Heritage consignment director for video games Evan Masingill put it plainly: the remarkable back story - discovered a few months ago inside a brand-new Control Deck NES console bundle, meaning it had not been touched for nearly 40 years - makes the result even more impressive. That is the rare case where the auction house understating its own hype is accurate.
What Makes This Copy the Best Known
There are only three known sealed copies from this specific second-production run of Super Mario Bros. This one graded PSA 9.6 A++. The other two are a VGA 80 and a Wata 9.4 A++. Both of those are still remarkable finds by any measure - they just are not this one. This is also the first sealed copy from this variant to appear in a public auction. Every previous sale of significance was handled privately, which means the $3 million result is now the public price benchmark that every future sale will reference.
What the Record Actually Means
The previous all-time record for a video game sold at public auction was $2 million, set by another sealed copy of Super Mario Bros. in a 2021 private sale. That same year, a sealed Super Mario 64 moved for over $1.5 million. The market was already operating at numbers that had no intuitive relationship to the experience of playing the games, and Friday pushed it further. $3 million does not just break the old record - it nearly doubles it.
Masingill framed it this way: it is only appropriate that the most significant video game in the world should bring the most impressive result in the history of the hobby. He is not wrong about the significance. Super Mario Bros. is the game that rebuilt Nintendo's credibility in North America after the 1983 video game market crash. It defined the template for 2D platformer design that studios are still using today. If any game was going to sit at the top of the collectibles market, this is the one.
How the Community Responded
The reaction online split the usual way. A portion of people argued it belongs in a museum rather than a private collection. Others called for the buyer to open and play it live - a take that deserves credit for its commitment to chaos. The gaming audience spread the story quickly across communities, which tells you something about the title's cultural weight: even people who have never touched an NES know what Super Mario Bros. is and what it represents.
Community reaction was largely awe with a side of disbelief. Nobody was outraged, nobody argued the price was wrong. The game has the cultural footprint to make $3 million feel like a statement rather than an absurdity, which is a strange place for a 1986 cartridge to occupy.

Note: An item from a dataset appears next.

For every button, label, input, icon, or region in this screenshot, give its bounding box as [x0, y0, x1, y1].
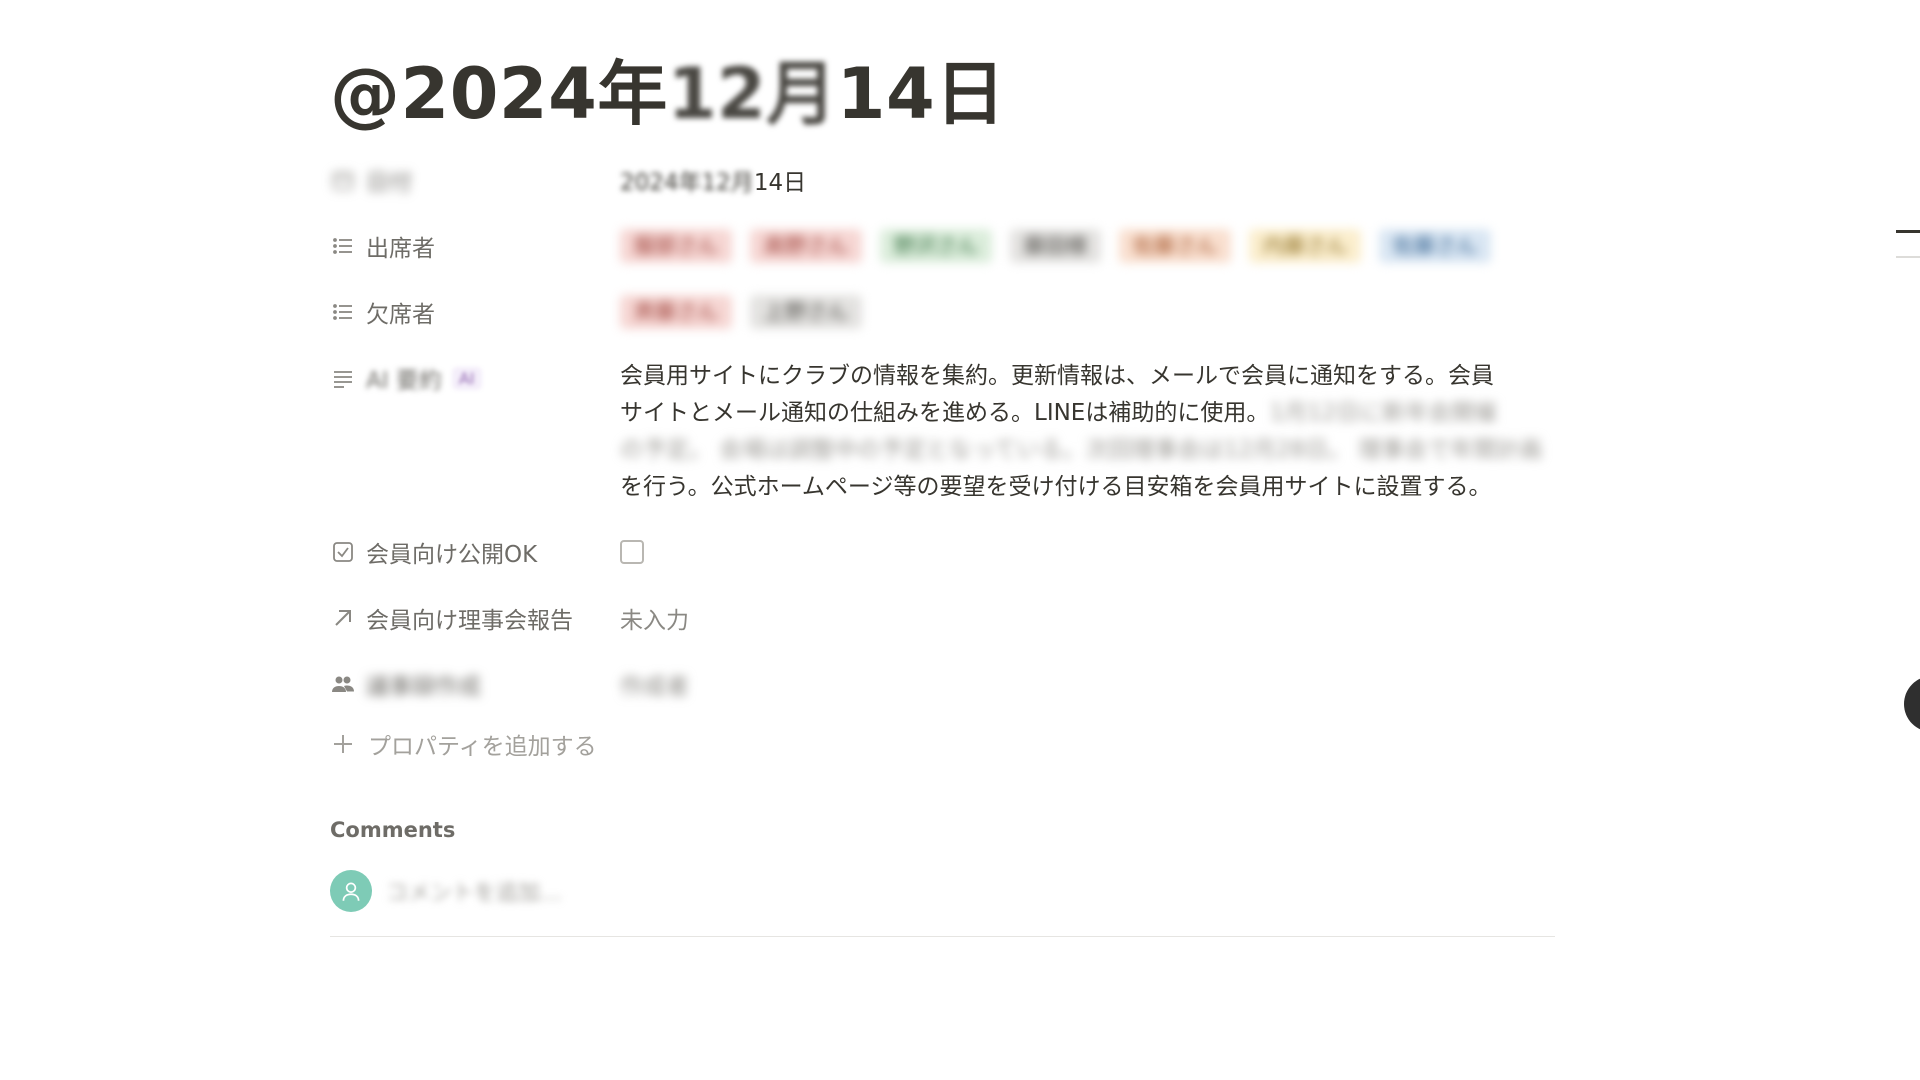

Where Collector Culture and Gaming History Collide
This is where video game collector culture gets genuinely complicated. Preservation is a legitimate argument - documented, graded sealed copies of historically significant games serve a purpose, and they do not stay in that condition by being played. But $3 million for a cartridge is not preservation money. It is speculative asset money. The two motivations overlap but they are not the same thing, and the gap between them keeps widening as auction results like this one set new floors for the market.
That said, the story of the cartridge itself is hard not to appreciate. A sealed NES bundle sitting in storage for 40 years, cracked open to reveal Mario in perfect condition, then sold at auction for $3 million to break every record in the hobby. Video game history is full of moments where the object matters less than the story attached to it. This copy of Super Mario Bros. is worth $3 million partly because of where it has been and what nobody ever did to it. That is a strange kind of legacy, and it is entirely fitting for a game that refuses to stop being the most important cartridge Nintendo ever shipped.
If you have any sealed NES games from 1985 to 1987 sitting in a relative's attic, now would be a good time to check.